Ejército de Tierra: el despliegue secreto en Alicante que reúne a tres potencias extranjeras
Un ejercicio clave para certificar capacidades OTAN
Desde el 20 hasta el 31 de octubre, el Ejército de Tierra ejecuta su entrenamiento más importante del año. El MOE, con base en Rabasa (Alicante), lidera este ejercicio que busca certificar sus capacidades en operaciones especiales según los estándares de la OTAN.
El operativo, bautizado como Empecinado 2025, recrea conflictos bélicos simulados en los que se aplican técnicas avanzadas: combate en espacios cerrados (CQB), descenso con cuerdas (fast rope), inserción y extracción de unidades, desplazamientos anfibios y otros procedimientos específicos.
Presencia internacional: observadores y unidades activas
Las delegaciones extranjeras no actúan como una fuerza única. Mientras que Chile ha desplegado tropas, Reino Unido y Colombia participan como observadores estratégicos. Según medios oficiales chilenos, el país andino ha enviado 13 integrantes de su Brigada de Operaciones Especiales Lautaro, incluyendo oficiales y suboficiales.
Esta es la segunda vez que Chile participa en estas maniobras junto al MOE, tras su presencia en la edición anterior. Portugal también formó parte del operativo en aquella ocasión, aunque este año no ha trascendido su implicación.
Interoperabilidad, tecnología y táctica
El principal objetivo de la presencia chilena es mejorar la interoperabilidad con fuerzas OTAN y adquirir conocimientos técnicos y tácticos de los ‘boinas verdes’ españoles.
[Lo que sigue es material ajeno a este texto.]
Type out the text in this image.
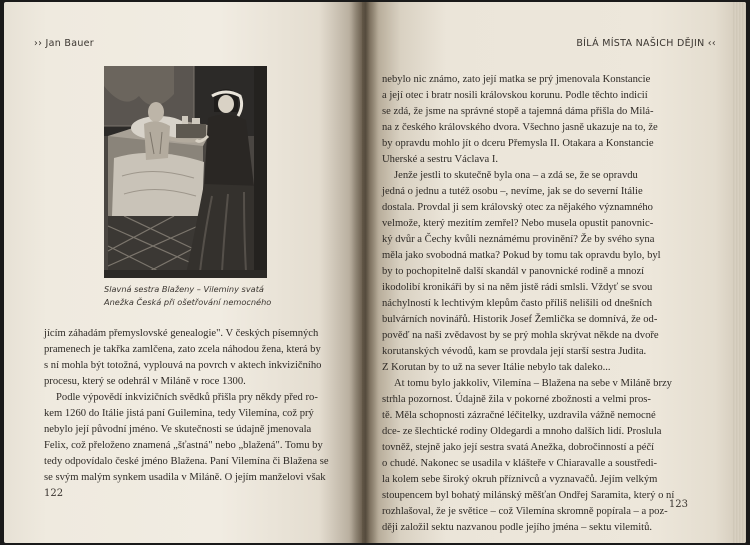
›› Jan Bauer
Slavná sestra Blaženy – Vileminy svatá
Anežka Česká při ošetřování nemocného
jícím záhadám přemyslovské genealogie". V českých písemných
pramenech je takřka zamlčena, zato zcela náhodou žena, která by
s ní mohla být totožná, vyplouvá na povrch v aktech inkvizičního
procesu, který se odehrál v Miláně v roce 1300.
Podle výpovědí inkvizičních svědků přišla pry někdy před ro-
kem 1260 do Itálie jistá paní Guilemina, tedy Vilemína, což prý
nebylo její původní jméno. Ve skutečnosti se údajně jmenovala
Felix, což přeloženo znamená „šťastná" nebo „blažená". Tomu by
tedy odpovídalo české jméno Blažena. Paní Vilemína či Blažena se
se svým malým synkem usadila v Miláně. O jejím manželovi však
122
BÍLÁ MÍSTA NAŠICH DĚJIN ‹‹
nebylo nic známo, zato její matka se prý jmenovala Konstancie
a její otec i bratr nosili královskou korunu. Podle těchto indicií
se zdá, že jsme na správné stopě a tajemná dáma přišla do Milá-
na z českého královského dvora. Všechno jasně ukazuje na to, že
by opravdu mohlo jít o dceru Přemysla II. Otakara a Konstancie
Uherské a sestru Václava I.
Jenže jestli to skutečně byla ona – a zdá se, že se opravdu
jedná o jednu a tutéž osobu –, nevíme, jak se do severní Itálie
dostala. Provdal ji sem královský otec za nějakého významného
velmože, který mezitím zemřel? Nebo musela opustit panovnic-
ký dvůr a Čechy kvůli neznámému provinění? Že by svého syna
měla jako svobodná matka? Pokud by tomu tak opravdu bylo, byl
by to pochopitelně další skandál v panovnické rodině a mnozí
ikodolibí kronikáři by si na něm jistě rádi smlsli. Vždyť se svou
náchylností k lechtivým klepům často příliš nelišili od dnešních
bulvárních novinářů. Historik Josef Žemlička se domnívá, že od-
pověď na naši zvědavost by se prý mohla skrývat někde na dvoře
korutanských vévodů, kam se provdala její starší sestra Judita.
Z Korutan by to už na sever Itálie nebylo tak daleko...
At tomu bylo jakkoliv, Vilemína – Blažena na sebe v Miláně brzy
strhla pozornost. Údajně žila v pokorné zbožnosti a velmi pros-
tě. Měla schopnosti zázračné léčitelky, uzdravila vážně nemocné
dce- ze šlechtické rodiny Oldegardi a mnoho dalších lidí. Proslula
tovněž, stejně jako její sestra svatá Anežka, dobročinností a péčí
o chudé. Nakonec se usadila v klášteře v Chiaravalle a soustředi-
la kolem sebe široký okruh příznivců a vyznavačů. Jejím velkým
stoupencem byl bohatý milánský měšťan Ondřej Saramita, který o ní
rozhlašoval, že je světice – což Vilemína skromně popírala – a poz-
ději založil sektu nazvanou podle jejího jména – sektu vilemitů.
123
Las maniobras incluyen uso de helicópteros, saltos al mar, y prácticas conjuntas con el apoyo logístico de otras bases militares nacionales.
Movimientos visibles desde tierra
Durante los días de entrenamiento, la población alicantina presencia sobrevolamientos de helicópteros militares, desplazamientos de vehículos blindados y simulacros de intervención rápida. Estas escenas forman parte del adiestramiento realista que busca acercarse lo máximo posible a situaciones de combate.
Una preparación que trasciende fronteras
Las operaciones especiales no se improvisan. En palabras de un exmilitar del MOE, el proceso se divide en tres fases: planificación, adiestramiento y ejecución. Durante estas jornadas, Alicante se convierte en un campo de pruebas internacional para las unidades de élite más experimentadas.
Refuerzo logístico y coordinación nacional
El MOE cuenta con apoyo de distintas bases del Ejército de Tierra, que ceden temporalmente aeronaves y recursos. Esto permite optimizar los tiempos de respuesta y entrenar en condiciones de máxima exigencia operativa.
Una ciudad militarizada de forma excepcional
El ejercicio Empecinado 2025 ha transformado temporalmente Alicante en un enclave estratégico. La ciudad no solo aloja a las fuerzas especiales nacionales, sino que se convierte en anfitriona de una experiencia militar compartida con países aliados y socios estratégicos en la lucha global contra amenazas comunes.
Las maniobras continuarán durante toda la semana, reforzando el papel de España como referente en operaciones especiales dentro del marco internacional de defensa y seguridad.